LYNNWOOD, Wash., June 17, 2022 – On Friday, Lynnwood High School (LHS) held its graduation ceremony for the Class of 2022, which saw 323 students receive diplomas. Despite the grey skies and some students and faculty dawning ponchos, it didn’t rain on the Class of 2022; a small gift after losing the bulk of their most formidable years to a global pandemic.
The first speaker of the day was Edmonds School Board Representative Gary Noble. Noble reminisced on his younger years as a quiet nerd and how he grew out of his shell, even enough to address the students and audience before him. He encouraged students to be unafraid of getting out of their comfort zones.
“Graduates, embrace your learning opportunities,” he said, “especially those that expand your horizons. They will be what shapes the person you become.”
Student Body Vice President Anthony Guinto, one of five valedictorians in his class, spoke after Noble. Guinto lightheartedly addressed the trial that was unique to High School students of today—the pandemic and online learning. “We made it here after two years of laying down in our beds on zoom calls, so that’s pretty cool,” he grinned.
Guinto encouraged his classmates to embrace life for what it is. “Every time we look back on these four years, just remember that every decision we made has led us to the people we are today—a group of resilient, driven, and passionate individuals,” he said. “I implore you to look back on this time and embrace all the mistakes, mishaps, and happy little accidents that made us who we are today.”
Guinto was followed by Jenna Miller, a valedictorian who staged a student walkout for women’s reproductive rights this school year. Miller explained how all of their essential high school experiences as teenagers were “disrupted by Covid,” but that she felt a sense of triumph in graduating despite the fact.
Before thanking teachers and faculty for all their support, Miller addressed her class’s potential to impact the world, “We collectively and individually have the power to make a change in our society,” she said. “We can make a difference.”
Vi Nguyen, the next valedictorian to speak, began by expressing how lacking their high school experience was during Covid. Nguyen noted how they were only able to have “three official semesters of school” and missed out on competitions and events. She did say, however, that the years “had a lot of personality to them.”
For Nguyen, the big takeaway from Covid was how she and her classmates were able to rise to the occasion. “We all adjusted and adapted to three different learning environments, understanding what does and doesn’t work for us,” she said, adding how the challenges made the Class of 2022 “unique in the best of ways.”
Sharon ‘Dubs’ White delivered the Staff Speech of the evening. She recalled how the Class of 2022 spent their Freshmen year in person, Sophomore year online, Junior year half online and half in person with social distancing measures in the classroom, and Senior year in person with masks and not having full assemblies. “But,” she said, “you made memories despite it all.”
According to White, her fellow teachers described this year’s graduates as “survivors, fighters, and oh-so-passionate.” Continuing to share other teachers’ words, White said, “The resilience of these young people and their empathy is inspiring. […] If they can get through Covid high school, they can get through anything.”
“You have faced many realities during this pandemic,” White said, now speaking for herself. “Don’t doubt yourself or be afraid to be different. Forge that path ahead. Forge the path towards the world you want to live in. Be brave enough to be your authentic self.”
White was followed by Lydia Ismail, the President of LHS’s Black Student Union and Student Body Activities Coordinator. Ismail recounted with gratitude the opportunities she’s had to be a good influence on other classmates and underclassmen.

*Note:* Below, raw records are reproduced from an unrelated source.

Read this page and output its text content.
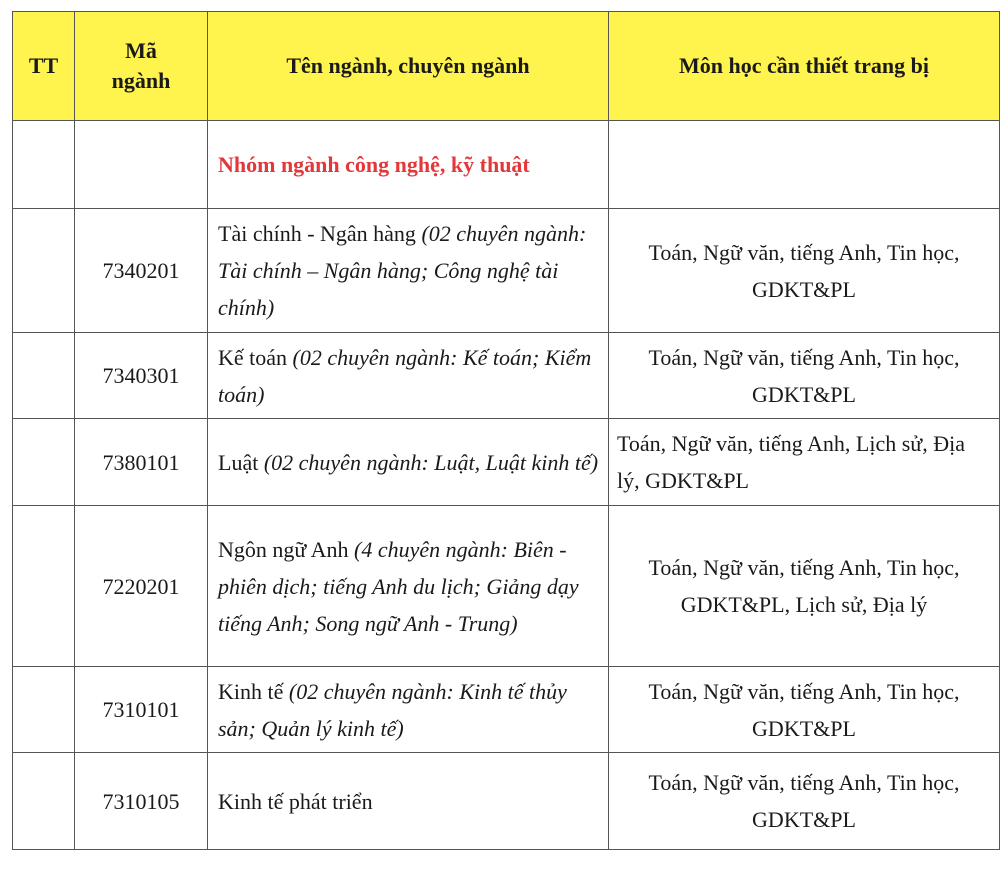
TT	Mã ngành	Tên ngành, chuyên ngành	Môn học cần thiết trang bị
		Nhóm ngành công nghệ, kỹ thuật	
	7340201	Tài chính - Ngân hàng (02 chuyên ngành: Tài chính – Ngân hàng; Công nghệ tài chính)	Toán, Ngữ văn, tiếng Anh, Tin học, GDKT&PL
	7340301	Kế toán (02 chuyên ngành: Kế toán; Kiểm toán)	Toán, Ngữ văn, tiếng Anh, Tin học, GDKT&PL
	7380101	Luật (02 chuyên ngành: Luật, Luật kinh tế)	Toán, Ngữ văn, tiếng Anh, Lịch sử, Địa lý, GDKT&PL
	7220201	Ngôn ngữ Anh (4 chuyên ngành: Biên - phiên dịch; tiếng Anh du lịch; Giảng dạy tiếng Anh; Song ngữ Anh - Trung)	Toán, Ngữ văn, tiếng Anh, Tin học, GDKT&PL, Lịch sử, Địa lý
	7310101	Kinh tế (02 chuyên ngành: Kinh tế thủy sản; Quản lý kinh tế)	Toán, Ngữ văn, tiếng Anh, Tin học, GDKT&PL
	7310105	Kinh tế phát triển	Toán, Ngữ văn, tiếng Anh, Tin học, GDKT&PL
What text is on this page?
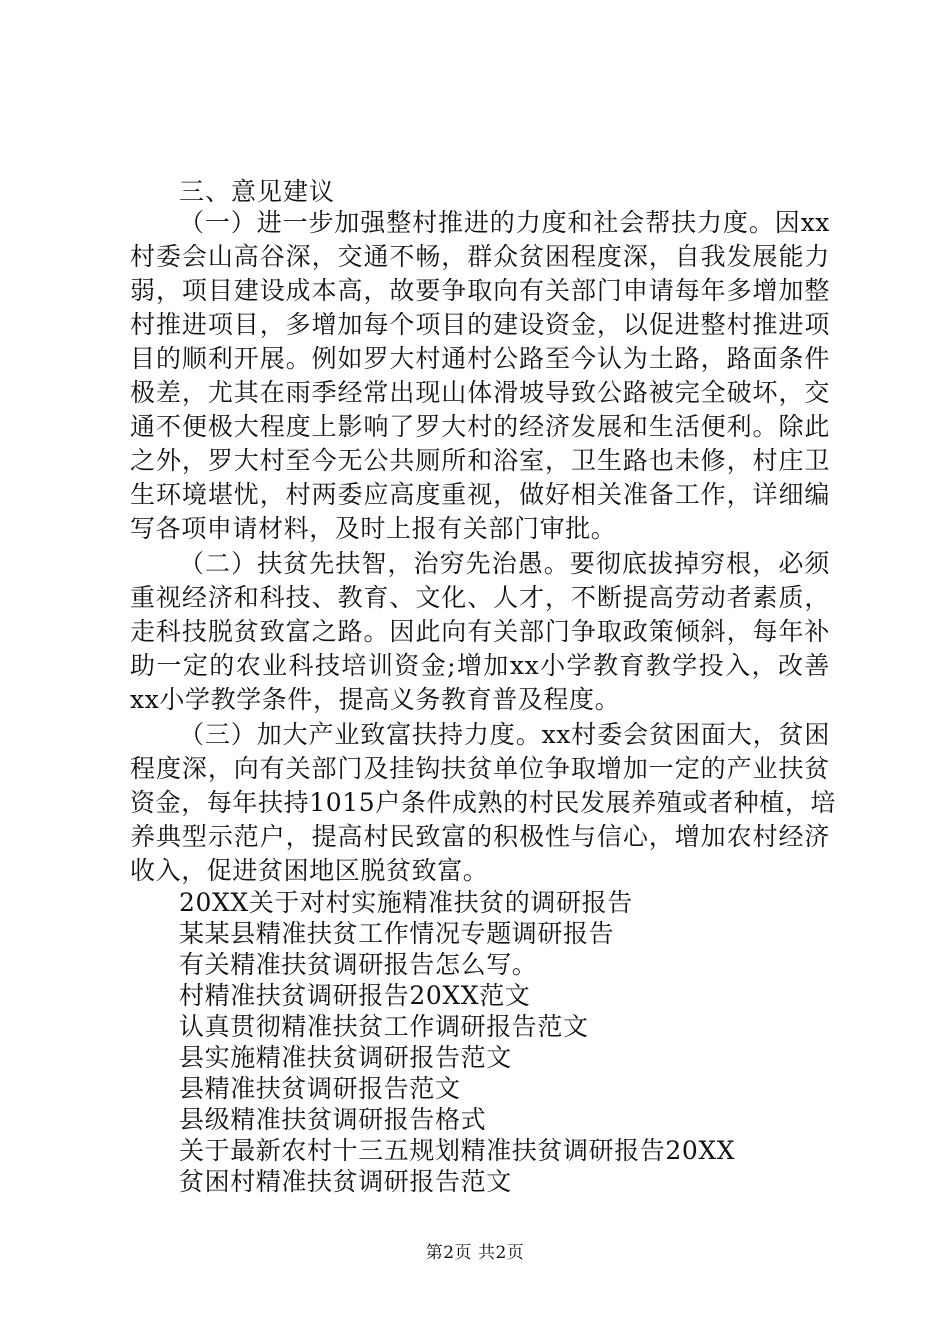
三、意见建议
（一）进一步加强整村推进的力度和社会帮扶力度。因xx
村委会山高谷深，交通不畅，群众贫困程度深，自我发展能力
弱，项目建设成本高，故要争取向有关部门申请每年多增加整
村推进项目，多增加每个项目的建设资金，以促进整村推进项
目的顺利开展。例如罗大村通村公路至今认为土路，路面条件
极差，尤其在雨季经常出现山体滑坡导致公路被完全破坏，交
通不便极大程度上影响了罗大村的经济发展和生活便利。除此
之外，罗大村至今无公共厕所和浴室，卫生路也未修，村庄卫
生环境堪忧，村两委应高度重视，做好相关准备工作，详细编
写各项申请材料，及时上报有关部门审批。
（二）扶贫先扶智，治穷先治愚。要彻底拔掉穷根，必须
重视经济和科技、教育、文化、人才，不断提高劳动者素质，
走科技脱贫致富之路。因此向有关部门争取政策倾斜，每年补
助一定的农业科技培训资金;增加xx小学教育教学投入，改善
xx小学教学条件，提高义务教育普及程度。
（三）加大产业致富扶持力度。xx村委会贫困面大，贫困
程度深，向有关部门及挂钩扶贫单位争取增加一定的产业扶贫
资金，每年扶持1015户条件成熟的村民发展养殖或者种植，培
养典型示范户，提高村民致富的积极性与信心，增加农村经济
收入，促进贫困地区脱贫致富。
20XX关于对村实施精准扶贫的调研报告
某某县精准扶贫工作情况专题调研报告
有关精准扶贫调研报告怎么写。
村精准扶贫调研报告20XX范文
认真贯彻精准扶贫工作调研报告范文
县实施精准扶贫调研报告范文
县精准扶贫调研报告范文
县级精准扶贫调研报告格式
关于最新农村十三五规划精准扶贫调研报告20XX
贫困村精准扶贫调研报告范文
第2页 共2页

“I am proud to say that I am leaving a strong foundation for the black students of Lynnwood High School,” she said. “Together, we have created a space where we can be our most authentically and unapologetically black selves!”
Continuing to speak about authenticity, Ismail said, “Thank you to everyone for being who you are, and please continue to better the world around you.”
The final speaker before students received their diplomas was the ceremony’s Student Speaker, Valedictorian Lydia Berhanu. Berhanu reminded her classmates to slow down and acknowledge the good things in life but added, “I don’t mean to imply that we should ignore the hardships or traumas. I wouldn’t want to leave here today without mentioning those who aren’t here with us today. The lost class of 2022.”
This “Lost Class” Berhanu referred to are all of the students who were supposed to have graduated this year but lost their lives to gun violence—“The number one leading cause of death for American children and teens.”
“As soon-to-be graduates, we have now acquired the education to do something about it. To fight,” Berhanu added. “As we step into the world, we can’t forget about those lost but rather live on for them and shine a light on the lives lost.”
Berhanu concluded her remarks by looking forward and encouraging her classmates to make a difference. “The future is in our hands,” she said.